L’impiego pubblico ai tempi del Covid

«L’apparato burocratico nostrano, si sa, è uno dei più articolati e difficili da affrontare; per il cittadino che ha necessità di svolgere pratiche, richiedere autorizzazioni o in generale avere a che fare con l’amministrazione pubblica, spesso è impossibile riuscire a districarsi da solo tra uffici, firme e protocolli e diventa necessario rivolgersi a un professionista anche per pratiche che in altri paesi sono molto più semplici se non automatiche».

Come sostiene Michele Polini, segretario romano del Partito Repubblicano Italiano, ai microfoni di VideoLazio24, pur con qualche perplessità in merito, la necessità di ricorrere al cosiddetto smart working a causa del lockdown per il Covid-19, ha imposto alla macchina statale di alleggerirsi di alcuni passaggi burocratici, soprattutto ricorrendo all’utilizzo del web da parte dei cittadini per svolgere le pratiche.
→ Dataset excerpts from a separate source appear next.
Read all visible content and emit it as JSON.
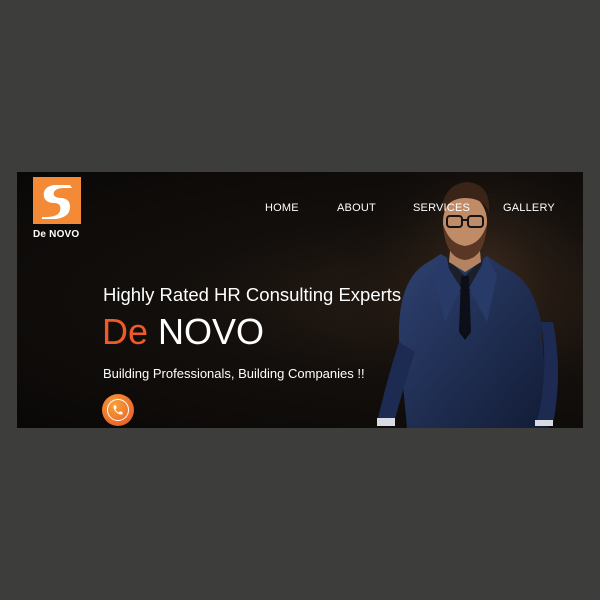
{
  "logo": {
    "name": "De NOVO",
    "accent": "#f58a36"
  },
  "nav": {
    "items": [
      {
        "label": "HOME"
      },
      {
        "label": "ABOUT"
      },
      {
        "label": "SERVICES"
      },
      {
        "label": "GALLERY"
      }
    ]
  },
  "hero": {
    "tagline": "Highly Rated HR Consulting Experts",
    "brand_first": "De",
    "brand_second": "NOVO",
    "subtitle": "Building Professionals, Building Companies !!",
    "brand_color": "#ee5a28",
    "call_icon": "phone-icon"
  },
  "colors": {
    "page_background": "#3d3d3b",
    "banner_background": "#0a0807",
    "text": "#ffffff"
  }
}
Sempre rispondendo nel merito, Michele Polini individua il problema nella scarsa efficienza delle risorse pubbliche che vanno a appesantire il processo burocratico, facendo anche cenno a un utilizzo “normale” che spesso manca nel processo “dell’articolazione della macchina pubblica”.
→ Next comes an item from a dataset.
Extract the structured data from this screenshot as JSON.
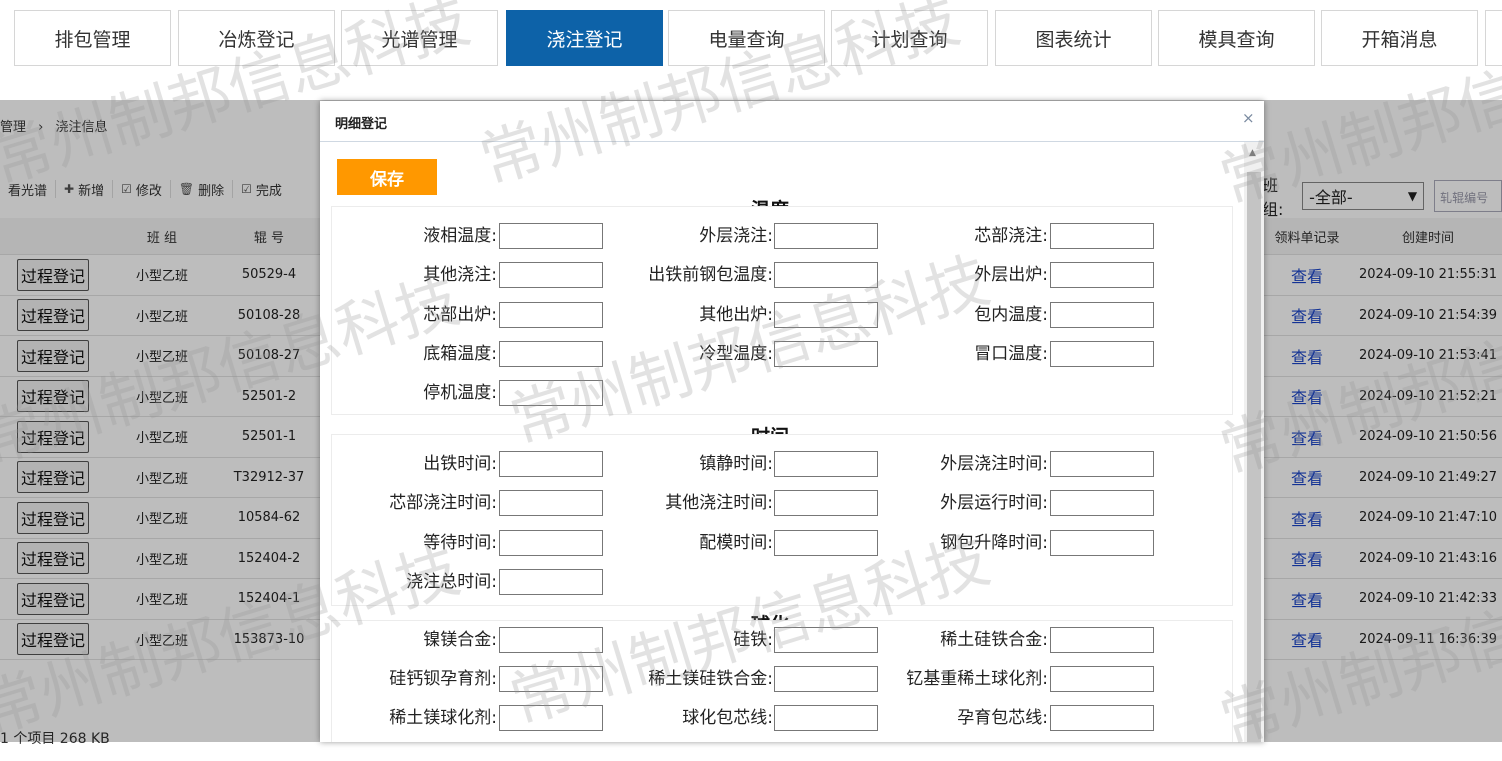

I processi burocratici servono a garantire la correttezza nello svolgersi delle pratiche pubbliche; quando però questo processo diviene così complesso e articolato, può diventare persino un’arma in mano a chi sa decifrarlo.

In questo modo a esserne danneggiato è il singolo cittadino che si perde tra gli uffici pubblici, a volte anche solo per capire l’iter da seguire e la comunità tutta, che vede spesso fondi pubblici destinati a qualche opera bloccati da qualche cavillo.

Tutto questo si traduce in strade fatiscenti, illuminazione pubblica mancante, spazi verdi abbandonati, raccolta dei rifiuti inefficiente e la lista è lunga.